The Hidden Cost of George Bush’s War

Josh White notes:

The economic costs to the United States of the wars in Iraq and Afghanistan so far total approximately $1.5 trillion, according to a new study by congressional Democrats that estimates the conflicts’ “hidden costs”– including higher oil prices, the expense of treating wounded veterans and interest payments on the money borrowed to pay for the wars. That amount is nearly double the $804 billion the White House has spent or requested to wage these wars through 2008, according to the Democratic staff of Congress’s Joint Economic Committee. Its report, titled “The Hidden Costs of the Iraq War,” estimates that the wars in Iraq and Afghanistan have thus far cost the average U.S. family of four more than $20,000. “The full economic costs of the war to the American taxpayers and the overall U.S. economy go well beyond even the immense federal budget costs already reported,” said the 21-page draft report, obtained yesterday by The Washington Post. The report argues that war funding is diverting billions of dollars away from “productive investment” by American businesses in the United States. It also says that the conflicts are pulling reservists and National Guardsmen away from their jobs, resulting in economic disruptions for U.S. employers that the report estimates at $1 billion to $2 billion.

George Bush likes to tell you that he has cut your taxes. But Kevin Drum reminds us:

Milton Friedman said that borrowing and taxing were the same thing.

Government debt is really deferred taxation. So George Bush’s tax “cut” was nothing more than a shifting of the tax burden onto the future.

Update: RUDY has a plan to reduce the Federal deficit without a tax increase:

To cut government spending, Giuliani promised to replace only half of the federal workers expected to retire over the next eight to 10 years. He promised to retain the tax cuts put in place by the Bush administration. Those two actions, he said, would require that average Americans take more responsibility for their lives.
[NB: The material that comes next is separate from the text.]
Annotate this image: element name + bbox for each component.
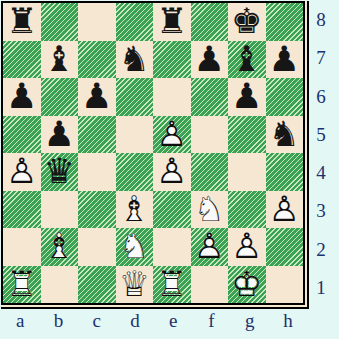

Josh Marshall thinks about the real world consequences of RUDY’s proposal:

Now, I’ve never been much of a math wiz. But half of 60% is I think 30%. So Rudy seems to be saying he’ll cut the federal workforce by about 1/3, which sounds like it would likely have some pretty serious consequences. Meanwhile, another recent study says that over the next two years alone the federal government plans to hire 193,000 new workers for “mission-critical” jobs. And about 1/3 of those are in “security, protection, compliance and enforcement.” The study also notes that most of those new hires are for the Department of Homeland Security for stuff like customs enforcement, border security and immigration enforcement. Presumably he’s willing to gut those enforcement responsibilities.

Hmm. So RUDY will reduce the Federal government’s commitment to homeland security. I guess we are responsible for our own security since his Administration doesn’t want to pay for it. Or maybe RUDY didn’t think through what he said – again. Seriously, this fellow would eclipse George W. Bush as the worst President in my life time.